И хорошо бы работалось, если бы не эти срочные телеграммы, не хрупкость человеческих тел.

...И вот теперь Леонид Павлович шагал по ступенькам, приближаясь к дверям несчастья, вновь купаясь в море тоски, плывя на спине не зная куда, с мольбой взирая в зеркальное небо.

* * *

Это случилось поздней ночью, и об этом никто так и не узнал. Кузьма лежал и смотрел на мертвую стену перед собой. И нет слов, способных объяснить его состояние. Наверное, это прорвался сдерживаемый так долго и так жестко гигантский инстинкт привязанности к жизни. Кузьма Бенедиктович корчился и говорил еле слышно в мертвую стену. Слова ударялись о шершавую штукатурку и осыпались на пол в неподвижную пыльную кучку. Кузьма остался один. У него умер сын. А он лежал и вспоминал, как сотни раз готовился к подобным крушениям, как давно уже убедил себя, что должен пройти до конца, в кого бы ни попадала стрела случая. Но сегодня он не мог. Его тело, внешне безвольное, ломалось и корежилось изнутри. Он говорил: "Какой кошмар!" Но восклицание звучало фальшиво, и он как всегда осознавал, что и теперь его внешняя суть играет роль, как она играла её и тогда, возможно в ещё более ужасные часы, когда он постиг, что его творчество, весь его опыт и его выводы никому не нужны, кроме предыдущего и следующего его самого. Но тогда он нашел спасение, и знал, что и сегодня найдет. "Не в том суть, что Раджа нет. Это все инстинкт, обман, все по-другому." А слова ударялись о холодную стену и ссыпались вниз, как песок. Посадите в таком состоянии Бенедиктыча в тюрьму и он там повесится. Он разорвет рубаху на лоскутки, сложит их втрое, свяжет, приспособится к спинке кровати и победит свое усталое тело и измученные глаза.

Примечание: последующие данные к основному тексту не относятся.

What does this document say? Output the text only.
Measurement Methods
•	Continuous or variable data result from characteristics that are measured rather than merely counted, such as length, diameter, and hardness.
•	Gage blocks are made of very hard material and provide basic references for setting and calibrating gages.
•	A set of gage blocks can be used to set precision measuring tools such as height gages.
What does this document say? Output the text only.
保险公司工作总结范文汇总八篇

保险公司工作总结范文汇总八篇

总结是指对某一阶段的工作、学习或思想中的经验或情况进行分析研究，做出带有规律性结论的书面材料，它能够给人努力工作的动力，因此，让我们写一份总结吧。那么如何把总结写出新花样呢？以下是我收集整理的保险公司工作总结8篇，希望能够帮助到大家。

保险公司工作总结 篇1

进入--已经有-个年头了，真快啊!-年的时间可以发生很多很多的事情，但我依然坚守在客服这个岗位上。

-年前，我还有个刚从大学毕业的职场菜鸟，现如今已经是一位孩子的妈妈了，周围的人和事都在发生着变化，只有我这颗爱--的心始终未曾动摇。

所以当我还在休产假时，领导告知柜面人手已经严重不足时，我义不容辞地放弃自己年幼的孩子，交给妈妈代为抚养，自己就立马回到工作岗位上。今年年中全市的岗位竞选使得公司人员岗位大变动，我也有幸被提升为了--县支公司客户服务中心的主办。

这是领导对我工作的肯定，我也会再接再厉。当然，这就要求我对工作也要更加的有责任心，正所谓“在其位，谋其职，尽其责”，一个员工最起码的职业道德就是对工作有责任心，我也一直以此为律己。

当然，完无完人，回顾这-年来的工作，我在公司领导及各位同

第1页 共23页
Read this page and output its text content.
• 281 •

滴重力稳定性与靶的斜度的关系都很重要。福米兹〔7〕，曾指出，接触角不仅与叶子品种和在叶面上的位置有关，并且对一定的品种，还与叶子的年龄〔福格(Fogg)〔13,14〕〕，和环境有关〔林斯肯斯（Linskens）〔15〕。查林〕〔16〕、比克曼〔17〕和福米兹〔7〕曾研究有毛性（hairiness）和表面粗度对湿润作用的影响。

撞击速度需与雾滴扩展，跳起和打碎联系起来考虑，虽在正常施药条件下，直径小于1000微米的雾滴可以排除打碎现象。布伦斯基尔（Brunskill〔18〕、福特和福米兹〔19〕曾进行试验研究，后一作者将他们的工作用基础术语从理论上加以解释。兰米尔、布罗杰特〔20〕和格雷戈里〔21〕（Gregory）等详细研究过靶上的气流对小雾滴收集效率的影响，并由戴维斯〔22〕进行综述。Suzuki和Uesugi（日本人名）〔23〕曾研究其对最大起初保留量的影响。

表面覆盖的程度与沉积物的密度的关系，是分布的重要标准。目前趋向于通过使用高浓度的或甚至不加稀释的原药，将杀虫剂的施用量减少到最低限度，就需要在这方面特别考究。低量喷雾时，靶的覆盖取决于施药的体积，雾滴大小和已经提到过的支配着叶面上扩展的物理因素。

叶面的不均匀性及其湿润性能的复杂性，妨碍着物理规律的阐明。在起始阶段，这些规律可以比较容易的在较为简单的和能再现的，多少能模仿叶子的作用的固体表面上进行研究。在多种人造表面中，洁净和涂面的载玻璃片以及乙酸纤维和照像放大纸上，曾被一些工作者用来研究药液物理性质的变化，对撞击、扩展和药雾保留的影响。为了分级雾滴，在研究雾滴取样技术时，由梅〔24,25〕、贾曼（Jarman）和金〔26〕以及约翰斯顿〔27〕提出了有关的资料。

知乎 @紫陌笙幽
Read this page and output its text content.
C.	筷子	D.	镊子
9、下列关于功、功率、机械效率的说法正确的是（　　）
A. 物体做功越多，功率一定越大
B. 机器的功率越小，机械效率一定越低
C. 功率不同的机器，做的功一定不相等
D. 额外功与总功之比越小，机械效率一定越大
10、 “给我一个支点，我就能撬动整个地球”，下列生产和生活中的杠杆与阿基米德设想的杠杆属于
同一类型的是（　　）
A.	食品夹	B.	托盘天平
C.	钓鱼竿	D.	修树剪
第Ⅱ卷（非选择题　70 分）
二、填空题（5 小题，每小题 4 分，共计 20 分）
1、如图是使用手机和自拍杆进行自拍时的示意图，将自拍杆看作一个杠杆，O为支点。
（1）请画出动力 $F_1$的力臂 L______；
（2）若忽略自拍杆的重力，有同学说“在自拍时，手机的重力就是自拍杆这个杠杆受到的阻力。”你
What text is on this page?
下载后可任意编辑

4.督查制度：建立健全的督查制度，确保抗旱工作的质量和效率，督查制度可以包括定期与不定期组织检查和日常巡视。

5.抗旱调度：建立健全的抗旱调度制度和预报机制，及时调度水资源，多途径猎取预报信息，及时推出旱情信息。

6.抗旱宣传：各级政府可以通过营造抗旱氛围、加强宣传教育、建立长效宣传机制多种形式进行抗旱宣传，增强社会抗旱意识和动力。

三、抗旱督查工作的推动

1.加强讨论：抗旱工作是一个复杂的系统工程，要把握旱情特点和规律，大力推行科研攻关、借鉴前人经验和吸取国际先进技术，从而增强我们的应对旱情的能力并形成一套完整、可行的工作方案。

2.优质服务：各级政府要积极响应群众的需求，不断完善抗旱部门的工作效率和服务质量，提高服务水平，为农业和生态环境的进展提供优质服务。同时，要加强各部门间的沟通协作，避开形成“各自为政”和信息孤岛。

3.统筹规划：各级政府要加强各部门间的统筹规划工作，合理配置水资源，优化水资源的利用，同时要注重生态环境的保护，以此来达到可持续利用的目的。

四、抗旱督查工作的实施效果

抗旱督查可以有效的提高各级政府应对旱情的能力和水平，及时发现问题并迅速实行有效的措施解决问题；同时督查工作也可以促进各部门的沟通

Он давно уже жил наблюдателем, пульсируя между циничностью и святостью. Он наблюдал и себя наблюдающего, и уже мало что вызывало настоящую улыбку или действительное сочувствие. Это отношение было сильнее его самого, и сегодня он жалел, что все ещё здесь, а не там, за порогом мрака, из которого можно являться ещё тысячи раз, как это делают нормальные люди. А если он уйдет, то не вернется. И тогда все эти типы философа исчезнут, чтобы новое начало дало жизнь и стремление к совершенству новым формам, расколовшимся на иные типы.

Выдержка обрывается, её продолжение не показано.